SANDRINE COLLETTE

                                          Ecrivaine française, née à Paris en 1970.

Cette photo de Sandrine Collette, qui pose à côté d'un cheval, me touche tout particulièrement. Cela montre à quel point cette auteure est proche de la nature, ce que son oeuvre romanesque, peu ancienne mais déjà très volumineuse, retrace avec éloquence.

Avant de se lancer dans l'écriture romanesque, Sandrine a obtenu un master de philosophie et un doctorat de Sciences politiques. Elle enseignera à la facculté de Nanterre puis sera consultante en Relations Humaines. 

En 2013, sur les conseils d'une amie, elle envoit un manuscrit aux éditions Denoël qui relancent leur collection policière : "Sueurs froides". D'emblée, elle tape dans le mille puisque son premier roman, "Noeuds d'acier", obtient le Grand Prix de la littérature policière. Elle en vend plus de vingt mille exemplaires ! 

Vient ensuite "Il reste la poussière" (voir ci-contre), décoré du Prix Landernau du polar. 

Pas facile de balayer cette poussière....

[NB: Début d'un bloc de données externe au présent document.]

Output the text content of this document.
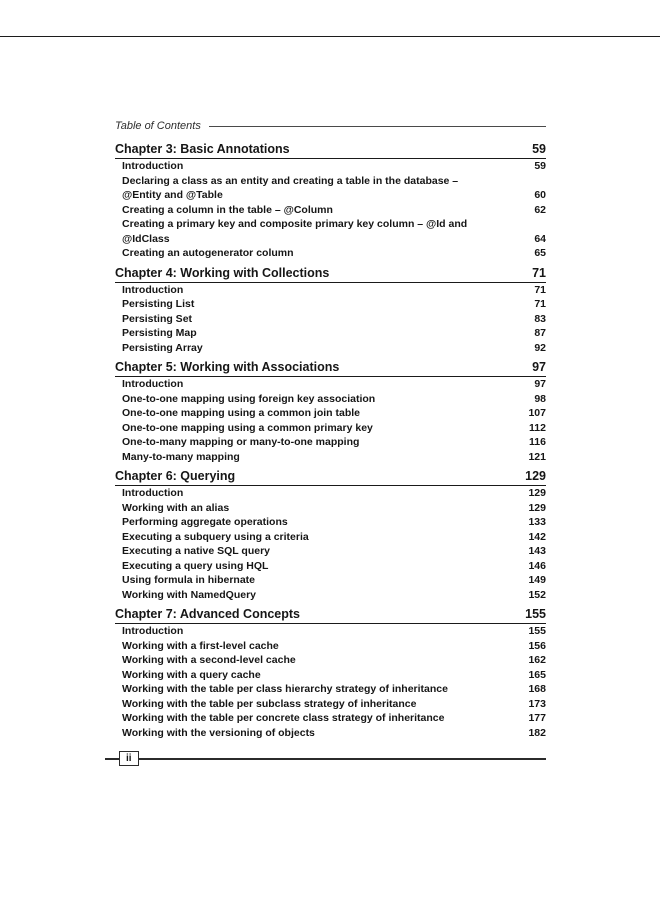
Table of Contents
Chapter 3: Basic Annotations	59
Introduction	59
Declaring a class as an entity and creating a table in the database –
@Entity and @Table	60
Creating a column in the table – @Column	62
Creating a primary key and composite primary key column – @Id and
@IdClass	64
Creating an autogenerator column	65
Chapter 4: Working with Collections	71
Introduction	71
Persisting List	71
Persisting Set	83
Persisting Map	87
Persisting Array	92
Chapter 5: Working with Associations	97
Introduction	97
One-to-one mapping using foreign key association	98
One-to-one mapping using a common join table	107
One-to-one mapping using a common primary key	112
One-to-many mapping or many-to-one mapping	116
Many-to-many mapping	121
Chapter 6: Querying	129
Introduction	129
Working with an alias	129
Performing aggregate operations	133
Executing a subquery using a criteria	142
Executing a native SQL query	143
Executing a query using HQL	146
Using formula in hibernate	149
Working with NamedQuery	152
Chapter 7: Advanced Concepts	155
Introduction	155
Working with a first-level cache	156
Working with a second-level cache	162
Working with a query cache	165
Working with the table per class hierarchy strategy of inheritance	168
Working with the table per subclass strategy of inheritance	173
Working with the table per concrete class strategy of inheritance	177
Working with the versioning of objects	182
ii
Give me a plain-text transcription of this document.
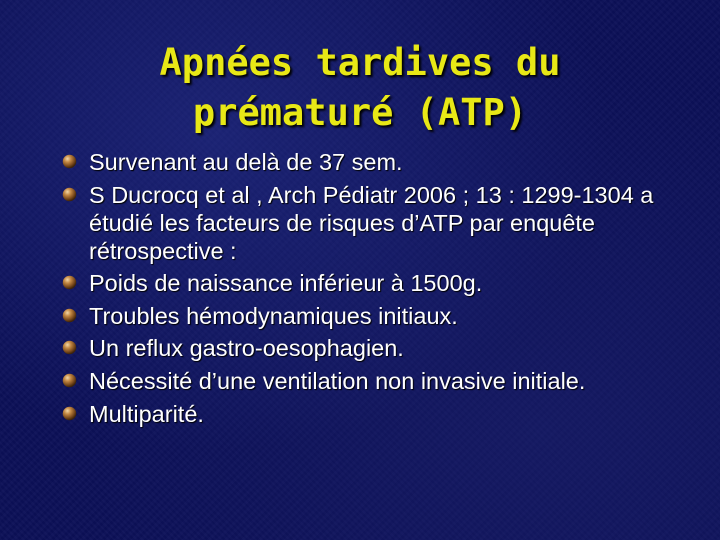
Apnées tardives du
prématuré (ATP)
Survenant au delà de 37 sem.
S Ducrocq et al , Arch Pédiatr 2006 ; 13 : 1299-1304 a étudié les facteurs de risques d’ATP par enquête rétrospective :
Poids de naissance inférieur à 1500g.
Troubles hémodynamiques initiaux.
Un reflux gastro-oesophagien.
Nécessité d’une ventilation non invasive initiale.
Multiparité.
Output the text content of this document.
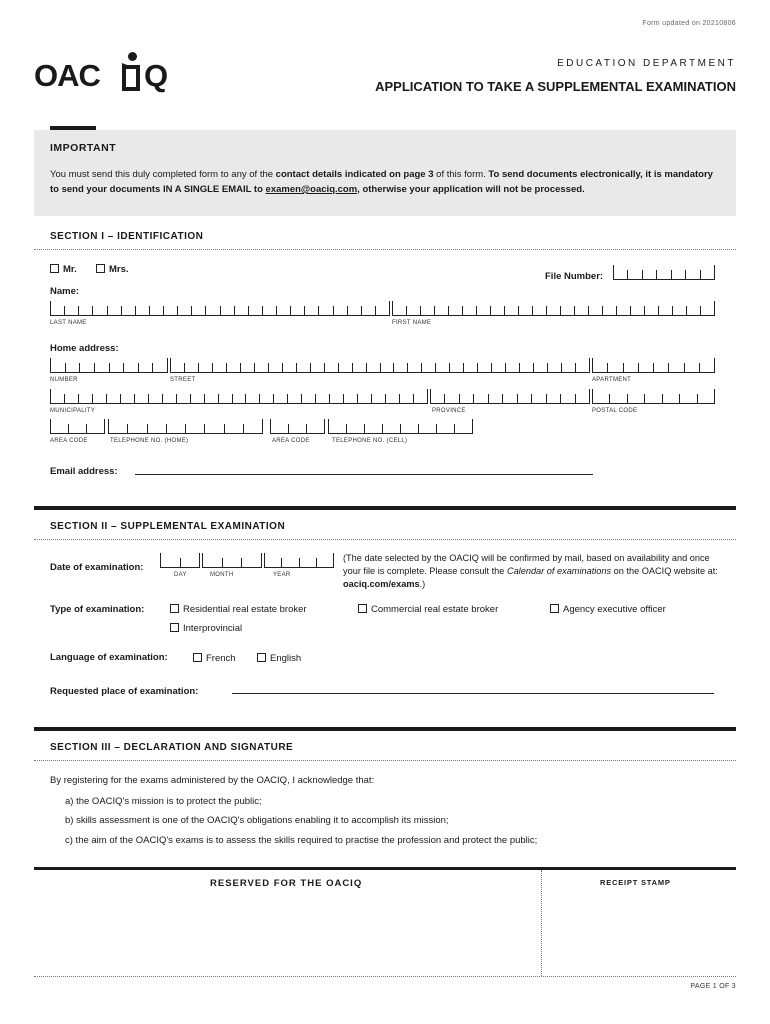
Form updated on 20210806
OAC Q	EDUCATION DEPARTMENT
APPLICATION TO TAKE A SUPPLEMENTAL EXAMINATION
IMPORTANT
You must send this duly completed form to any of the contact details indicated on page 3 of this form. To send documents electronically, it is mandatory to send your documents IN A SINGLE EMAIL to examen@oaciq.com, otherwise your application will not be processed.
SECTION I – IDENTIFICATION
Mr.	Mrs.
File Number:
Name:
LAST NAME	FIRST NAME
Home address:
NUMBER	STREET	APARTMENT
MUNICIPALITY	PROVINCE	POSTAL CODE
AREA CODE	TELEPHONE NO. (HOME)	AREA CODE	TELEPHONE NO. (CELL)
Email address:
SECTION II – SUPPLEMENTAL EXAMINATION
Date of examination:
DAY	MONTH	YEAR
(The date selected by the OACIQ will be confirmed by mail, based on availability and once your file is complete. Please consult the Calendar of examinations on the OACIQ website at: oaciq.com/exams.)
Type of examination:	Residential real estate broker	Commercial real estate broker	Agency executive officer
Interprovincial
Language of examination:	French	English
Requested place of examination:
SECTION III – DECLARATION AND SIGNATURE
By registering for the exams administered by the OACIQ, I acknowledge that:
a) the OACIQ's mission is to protect the public;
b) skills assessment is one of the OACIQ's obligations enabling it to accomplish its mission;
c) the aim of the OACIQ's exams is to assess the skills required to practise the profession and protect the public;
RESERVED FOR THE OACIQ	RECEIPT STAMP
PAGE 1 OF 3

C'était la première fois que je lisais Sandrine Collette. Autant vous dire que ce ne sera pas la dernière ! "Il reste la poussière" vous prend aux tripes dès les premières lignes. La vie aride des gauchos de Patagonie y est pour beaucoup. L'auteur sait la décrire... on sent qu'elle n'a pas bâti l'intrigue de son roman avec Google ! Cette histoire et ses protagonistes sortent de son ventre. Les mots ne sont que des véhicules, qu'elle conduit avec habileté, à la manière de ses personnages qui se lancent à cheval dans des courses folles, sur la steppe argentine. Sandrine Collette ne donne pas de repères calendaires mais la vie rude et primaire de ses héros pourrait appartenir à n'importe quel époque. 

Et puis, s'y mêlent les sentiments humains à travers cette famille déchirée par la haine. Au mieux, la plus totale indifférence. D'ailleurs, les hommes et les animaux s'y mélangent, dans le sang. Et du sang... il en coule beaucoup ! Seul le cheval s'en sort la tête haute. Mais le cheval appartient à la pampa... tout comme ces hommes abrutis par le travail. Ils n'ont pas le temps de penser... juste celui de haïr.  

Un roman fort en émotion qui réduit tout en poussière. Une poussière que vous n'arriverez pas à balayer facilement !

"Il reste la poussière", de Sandrine Collette (Editions Denoël), 300 pages.             Ma note : 18/20.